I liked Needles in a Haystack. It's by Fordham Foundation. They profile good schools in Ohio. One story:

And Whipps shares the story of a particularly tough teacher hiring event: “After two interviews, all the candidates were equally good,” she continues. “So we invited them all back. And before they arrived we crumpled up a piece of paper and threw it on the floor right at the building entry. Several of them walked by it, but one of the candidates picked up the scrap of paper and put it in his pocket. We hired him,” she says with a smile.

1. Our original charter for Match says: Staff will pick up trash, as a small way to build the right culture Blah blah blah technology projects. That is, before Match, I was the guy who ignored other people's trash. When I saw Charlie in action as our principal, picking up trash all around the building, I began to copy him without really processing what I was doing.

2. Back to Haystack. Why do struggling schools not copy others that do well?

Business writer Seth Godin explored this in why "your version of better might not be enough."

A. I might not know about your better, because the world is so noisy I can't hear you.

B. I might not believe it's better, because, hey, people spin and exaggerate and lie.
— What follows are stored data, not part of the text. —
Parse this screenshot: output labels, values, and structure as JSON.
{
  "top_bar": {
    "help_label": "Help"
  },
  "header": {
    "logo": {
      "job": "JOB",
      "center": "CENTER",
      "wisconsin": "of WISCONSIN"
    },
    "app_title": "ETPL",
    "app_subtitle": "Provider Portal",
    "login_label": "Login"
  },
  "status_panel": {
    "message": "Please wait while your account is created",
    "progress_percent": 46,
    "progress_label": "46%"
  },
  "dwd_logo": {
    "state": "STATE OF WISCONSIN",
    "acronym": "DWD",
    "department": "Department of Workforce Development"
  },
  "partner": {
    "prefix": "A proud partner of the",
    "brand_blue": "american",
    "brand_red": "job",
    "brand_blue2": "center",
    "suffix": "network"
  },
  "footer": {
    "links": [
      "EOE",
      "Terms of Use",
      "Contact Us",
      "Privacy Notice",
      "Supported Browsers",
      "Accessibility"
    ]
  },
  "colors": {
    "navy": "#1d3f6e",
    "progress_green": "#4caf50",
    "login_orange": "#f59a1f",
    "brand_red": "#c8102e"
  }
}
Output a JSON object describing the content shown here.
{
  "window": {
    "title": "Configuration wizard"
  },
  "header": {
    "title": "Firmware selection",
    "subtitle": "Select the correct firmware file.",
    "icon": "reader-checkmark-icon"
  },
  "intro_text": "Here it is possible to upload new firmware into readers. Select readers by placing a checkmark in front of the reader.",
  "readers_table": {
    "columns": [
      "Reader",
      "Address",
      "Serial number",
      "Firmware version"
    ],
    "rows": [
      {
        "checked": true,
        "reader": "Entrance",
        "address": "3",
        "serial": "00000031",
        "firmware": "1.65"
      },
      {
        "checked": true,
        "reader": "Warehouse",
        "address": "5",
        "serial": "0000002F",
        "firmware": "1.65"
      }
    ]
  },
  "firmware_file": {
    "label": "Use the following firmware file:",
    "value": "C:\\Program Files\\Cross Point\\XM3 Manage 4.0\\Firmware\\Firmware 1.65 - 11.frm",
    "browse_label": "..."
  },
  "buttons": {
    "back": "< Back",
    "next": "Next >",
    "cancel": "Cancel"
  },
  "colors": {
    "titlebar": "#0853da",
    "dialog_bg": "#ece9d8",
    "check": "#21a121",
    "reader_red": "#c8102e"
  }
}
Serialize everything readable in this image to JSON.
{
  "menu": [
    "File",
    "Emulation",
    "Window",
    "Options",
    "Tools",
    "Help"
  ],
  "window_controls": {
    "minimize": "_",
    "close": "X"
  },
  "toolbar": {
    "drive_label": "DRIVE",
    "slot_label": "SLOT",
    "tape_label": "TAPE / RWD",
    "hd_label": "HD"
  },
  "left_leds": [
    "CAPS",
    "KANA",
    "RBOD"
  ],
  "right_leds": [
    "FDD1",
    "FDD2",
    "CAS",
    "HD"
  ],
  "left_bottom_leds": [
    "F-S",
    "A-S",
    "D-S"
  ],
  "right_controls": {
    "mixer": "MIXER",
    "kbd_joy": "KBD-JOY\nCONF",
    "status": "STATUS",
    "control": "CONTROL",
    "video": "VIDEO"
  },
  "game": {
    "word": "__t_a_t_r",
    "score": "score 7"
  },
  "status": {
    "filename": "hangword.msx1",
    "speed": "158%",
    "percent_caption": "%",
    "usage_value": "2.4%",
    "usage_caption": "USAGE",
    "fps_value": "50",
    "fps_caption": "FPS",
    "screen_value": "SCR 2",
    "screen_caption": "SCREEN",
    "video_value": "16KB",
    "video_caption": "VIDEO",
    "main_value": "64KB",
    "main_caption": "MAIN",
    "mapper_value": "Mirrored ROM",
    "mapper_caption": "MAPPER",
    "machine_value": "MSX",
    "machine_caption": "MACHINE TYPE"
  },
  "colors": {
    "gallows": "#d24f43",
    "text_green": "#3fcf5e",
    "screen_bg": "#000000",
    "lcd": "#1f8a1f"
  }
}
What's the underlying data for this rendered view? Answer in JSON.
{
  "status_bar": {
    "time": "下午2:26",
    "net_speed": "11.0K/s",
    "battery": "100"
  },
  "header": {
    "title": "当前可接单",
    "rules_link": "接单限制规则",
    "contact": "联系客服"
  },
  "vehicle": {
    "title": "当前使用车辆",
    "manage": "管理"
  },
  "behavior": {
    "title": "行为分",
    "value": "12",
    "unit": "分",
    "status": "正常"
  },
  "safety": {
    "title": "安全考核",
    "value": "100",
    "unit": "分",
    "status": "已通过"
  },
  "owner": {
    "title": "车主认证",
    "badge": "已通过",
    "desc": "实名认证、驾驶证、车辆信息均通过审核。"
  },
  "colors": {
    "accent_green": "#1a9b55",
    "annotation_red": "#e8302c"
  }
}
Proof is only useful if it leads to belief.

C. The perceived cost of switching (fear, hassle, internal selling and coordination, money) is far higher than your better appears to be worth.

Godin says it well.

3. Cage-Busting Leadership

My friend Rick Hess has a new book which addresses Godin's C, published by my peeps at Harvard Education Press. I read it in a day. Good stuff. I liked Sarah Tantillo's review, here.

4. Scary thought

Talked to a friend last week, for an hour. She's involved in a geography that will soon have many new charter schools. She's worried that because it's a liberal area politically, she'll have to encourage the creation of a certain type of "progressive" charter, and tamp down No Excuses schools.

I.e., her reality is if you push for the schools you think will help kids the most, you might trigger enough early additional opposition to cause the whole charter sector to crash. It's the classic "Charters are not very good, and we know that because of the test scores; oh and the charters which do have high test scores, they are also not good. When it comes to charters, low test scores mean bad charter, and high test scores mean cheating charter."

Godin's B above.

5. Orin wins chili contest!

My chili was plain ol' not better enough. Orin carried home the prize.

I thought perhaps Johanna had made it, but Orin insisted he whipped it up in a few minutes around midnight. It's like when you study for the test for 3 days and the guy who crams 10 minutes gets the A. Plus the Knicks beat the Celts. Plus Rondo is out for the year. Mama.